Penang Street Food: Laksa Poh Piah

Usually sold by Indians on a bicycle or motorcycle cart, this street food combines both ‘Poh Piah’ (or fried spring rolls) with laksa soup and is unique to Penang.

Penang Street Food: Maggi Goreng with Sunny Side Egg

A popular local mamak place, Ali Mamak Stall serves one of the nicest Maggi Goreng found in Penang.

The Maggi Goreng is a street food style consists of fried instant noodles (usually the Maggi noodles) which is common in Malaysia. It is commonly served at Indian Muslim food stalls or usually called ‘mamak stalls’ locally. The noodles are fried and often served with eggs and fried chicken. Maggi Goreng is a Malay phrase which can be translated as “Fried Maggi”.

Penang Street Food: Lok Lok

Lok Lok is another popular hawker style food in Penang. It is basically a type of steamboat consists of having skewered food being dipped into a shared pot of boiling water. After being cooked with the boiling water, the skewered food is then normally dipped with various sauces before eating.

Penang Street Food: Satay


One of the more common and popular street food, satay can be found in a number of coffeeshops or hawker food centers in Penang. Originally a traditional Malay food, it has since gained popularity among the locals and tourists.

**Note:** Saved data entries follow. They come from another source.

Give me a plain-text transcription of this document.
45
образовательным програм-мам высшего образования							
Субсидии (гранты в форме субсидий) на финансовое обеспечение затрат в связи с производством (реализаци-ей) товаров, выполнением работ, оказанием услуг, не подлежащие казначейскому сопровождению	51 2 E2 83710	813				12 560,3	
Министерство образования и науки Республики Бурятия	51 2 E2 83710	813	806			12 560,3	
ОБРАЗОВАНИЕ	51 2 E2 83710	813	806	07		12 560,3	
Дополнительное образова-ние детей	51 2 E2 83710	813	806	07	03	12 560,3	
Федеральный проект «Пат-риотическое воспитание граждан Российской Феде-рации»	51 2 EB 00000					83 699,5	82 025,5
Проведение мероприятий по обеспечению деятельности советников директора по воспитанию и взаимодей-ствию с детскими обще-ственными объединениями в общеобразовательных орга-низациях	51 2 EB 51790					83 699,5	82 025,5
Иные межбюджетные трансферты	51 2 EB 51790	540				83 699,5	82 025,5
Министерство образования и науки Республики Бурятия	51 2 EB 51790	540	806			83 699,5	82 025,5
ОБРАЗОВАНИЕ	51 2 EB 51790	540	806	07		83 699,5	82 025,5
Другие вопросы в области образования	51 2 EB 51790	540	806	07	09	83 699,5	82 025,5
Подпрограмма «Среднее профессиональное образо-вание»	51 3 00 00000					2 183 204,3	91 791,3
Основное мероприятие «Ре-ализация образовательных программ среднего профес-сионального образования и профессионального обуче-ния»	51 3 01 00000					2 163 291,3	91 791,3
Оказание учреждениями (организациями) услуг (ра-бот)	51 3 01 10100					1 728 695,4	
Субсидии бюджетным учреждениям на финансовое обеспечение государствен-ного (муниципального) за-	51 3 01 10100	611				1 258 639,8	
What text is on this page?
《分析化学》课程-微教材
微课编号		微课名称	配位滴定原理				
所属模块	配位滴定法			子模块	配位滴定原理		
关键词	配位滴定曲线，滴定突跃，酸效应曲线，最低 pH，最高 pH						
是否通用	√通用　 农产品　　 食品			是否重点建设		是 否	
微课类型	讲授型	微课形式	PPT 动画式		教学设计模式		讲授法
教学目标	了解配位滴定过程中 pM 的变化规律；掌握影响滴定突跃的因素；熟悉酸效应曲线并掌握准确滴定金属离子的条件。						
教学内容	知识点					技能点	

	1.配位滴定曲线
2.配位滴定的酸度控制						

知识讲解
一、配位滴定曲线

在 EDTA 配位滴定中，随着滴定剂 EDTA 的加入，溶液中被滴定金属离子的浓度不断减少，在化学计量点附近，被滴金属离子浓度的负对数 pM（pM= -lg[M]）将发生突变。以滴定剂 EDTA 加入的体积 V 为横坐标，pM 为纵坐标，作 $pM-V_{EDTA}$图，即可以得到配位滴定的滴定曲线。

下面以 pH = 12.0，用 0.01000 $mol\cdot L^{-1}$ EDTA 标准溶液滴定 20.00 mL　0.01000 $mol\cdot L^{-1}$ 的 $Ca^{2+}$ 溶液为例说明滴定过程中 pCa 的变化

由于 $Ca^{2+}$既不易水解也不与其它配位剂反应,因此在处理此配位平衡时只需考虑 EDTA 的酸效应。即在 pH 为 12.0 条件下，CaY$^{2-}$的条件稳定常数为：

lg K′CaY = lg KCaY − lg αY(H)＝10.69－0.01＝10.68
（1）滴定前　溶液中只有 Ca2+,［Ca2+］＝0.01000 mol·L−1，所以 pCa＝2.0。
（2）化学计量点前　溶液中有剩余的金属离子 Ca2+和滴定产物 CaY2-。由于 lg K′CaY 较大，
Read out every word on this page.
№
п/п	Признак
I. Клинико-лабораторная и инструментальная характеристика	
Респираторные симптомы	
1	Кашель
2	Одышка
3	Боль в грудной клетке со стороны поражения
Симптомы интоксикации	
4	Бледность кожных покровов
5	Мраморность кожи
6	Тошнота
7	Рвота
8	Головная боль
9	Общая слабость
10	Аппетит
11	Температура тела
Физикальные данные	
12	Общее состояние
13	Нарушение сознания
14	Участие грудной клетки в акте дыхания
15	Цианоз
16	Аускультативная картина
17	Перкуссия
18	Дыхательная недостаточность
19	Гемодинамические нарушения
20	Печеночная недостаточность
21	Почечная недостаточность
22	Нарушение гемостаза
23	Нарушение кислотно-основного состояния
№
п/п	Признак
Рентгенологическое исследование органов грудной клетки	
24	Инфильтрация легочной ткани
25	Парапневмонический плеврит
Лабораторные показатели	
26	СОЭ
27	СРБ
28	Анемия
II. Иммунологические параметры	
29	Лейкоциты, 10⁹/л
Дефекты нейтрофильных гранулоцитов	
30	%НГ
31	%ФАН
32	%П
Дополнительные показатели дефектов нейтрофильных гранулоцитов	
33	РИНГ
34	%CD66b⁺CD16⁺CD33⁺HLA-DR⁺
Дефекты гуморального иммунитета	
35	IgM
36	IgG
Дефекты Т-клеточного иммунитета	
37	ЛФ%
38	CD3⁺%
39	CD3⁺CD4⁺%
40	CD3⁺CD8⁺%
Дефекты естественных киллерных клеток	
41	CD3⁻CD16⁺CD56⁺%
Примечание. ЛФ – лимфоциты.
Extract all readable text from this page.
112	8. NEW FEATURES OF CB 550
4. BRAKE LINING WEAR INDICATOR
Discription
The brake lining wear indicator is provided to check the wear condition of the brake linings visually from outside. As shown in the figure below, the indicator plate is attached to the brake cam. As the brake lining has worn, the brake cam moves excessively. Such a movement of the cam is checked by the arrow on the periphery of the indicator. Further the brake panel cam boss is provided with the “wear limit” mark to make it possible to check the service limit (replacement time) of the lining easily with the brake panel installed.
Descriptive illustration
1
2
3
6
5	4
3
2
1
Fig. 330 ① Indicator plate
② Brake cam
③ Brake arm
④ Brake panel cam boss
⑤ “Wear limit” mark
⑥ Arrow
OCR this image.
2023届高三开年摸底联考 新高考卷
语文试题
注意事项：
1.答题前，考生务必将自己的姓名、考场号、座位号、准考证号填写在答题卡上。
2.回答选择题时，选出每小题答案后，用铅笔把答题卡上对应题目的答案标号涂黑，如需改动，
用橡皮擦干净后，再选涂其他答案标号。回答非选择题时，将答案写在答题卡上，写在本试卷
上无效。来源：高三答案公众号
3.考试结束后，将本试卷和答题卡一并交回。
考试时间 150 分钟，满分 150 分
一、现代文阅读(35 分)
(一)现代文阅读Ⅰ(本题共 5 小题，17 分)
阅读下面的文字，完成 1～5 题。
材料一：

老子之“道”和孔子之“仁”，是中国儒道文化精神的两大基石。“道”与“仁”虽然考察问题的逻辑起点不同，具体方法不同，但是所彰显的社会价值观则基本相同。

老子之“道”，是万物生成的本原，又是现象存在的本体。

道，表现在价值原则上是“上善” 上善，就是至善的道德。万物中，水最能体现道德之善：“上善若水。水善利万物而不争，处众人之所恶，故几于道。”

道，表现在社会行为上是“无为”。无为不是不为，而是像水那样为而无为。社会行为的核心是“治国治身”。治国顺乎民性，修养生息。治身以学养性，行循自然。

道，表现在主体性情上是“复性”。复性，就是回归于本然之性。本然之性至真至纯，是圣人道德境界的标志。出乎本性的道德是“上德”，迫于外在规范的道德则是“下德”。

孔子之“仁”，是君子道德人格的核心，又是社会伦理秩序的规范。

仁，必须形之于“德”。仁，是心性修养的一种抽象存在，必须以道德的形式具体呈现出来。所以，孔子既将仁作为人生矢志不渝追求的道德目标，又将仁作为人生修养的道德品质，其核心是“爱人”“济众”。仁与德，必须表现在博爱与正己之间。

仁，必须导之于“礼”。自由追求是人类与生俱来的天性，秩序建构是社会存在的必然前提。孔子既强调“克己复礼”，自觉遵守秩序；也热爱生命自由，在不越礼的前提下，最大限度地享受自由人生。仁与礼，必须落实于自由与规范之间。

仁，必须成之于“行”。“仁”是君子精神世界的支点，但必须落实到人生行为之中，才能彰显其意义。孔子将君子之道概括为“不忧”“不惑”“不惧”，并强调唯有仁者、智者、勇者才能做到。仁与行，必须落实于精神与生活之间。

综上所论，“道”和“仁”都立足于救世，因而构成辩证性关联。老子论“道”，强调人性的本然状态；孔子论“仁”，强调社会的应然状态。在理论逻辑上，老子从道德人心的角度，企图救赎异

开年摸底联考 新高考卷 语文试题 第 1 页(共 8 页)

Penang Street Food: Ayer Itam Sisters’ Curry Mee Stall

The most famous curry mee stall in Penang is arguably the Sisters’ Curry Mee Stall at Ayer Itam town. Located just across the road from the Ayer Itam market, the two elderly sisters who operate the stall have been in the business since 1940s (sometimes dubbed as Penang’s living heritage). Their curry mee’s chili paste is homemade using their own secret recipe and in this sense, is unique from the other usual curry mee. They operate the stall daily (except Tuesday), from 7:30am till 1:00pm.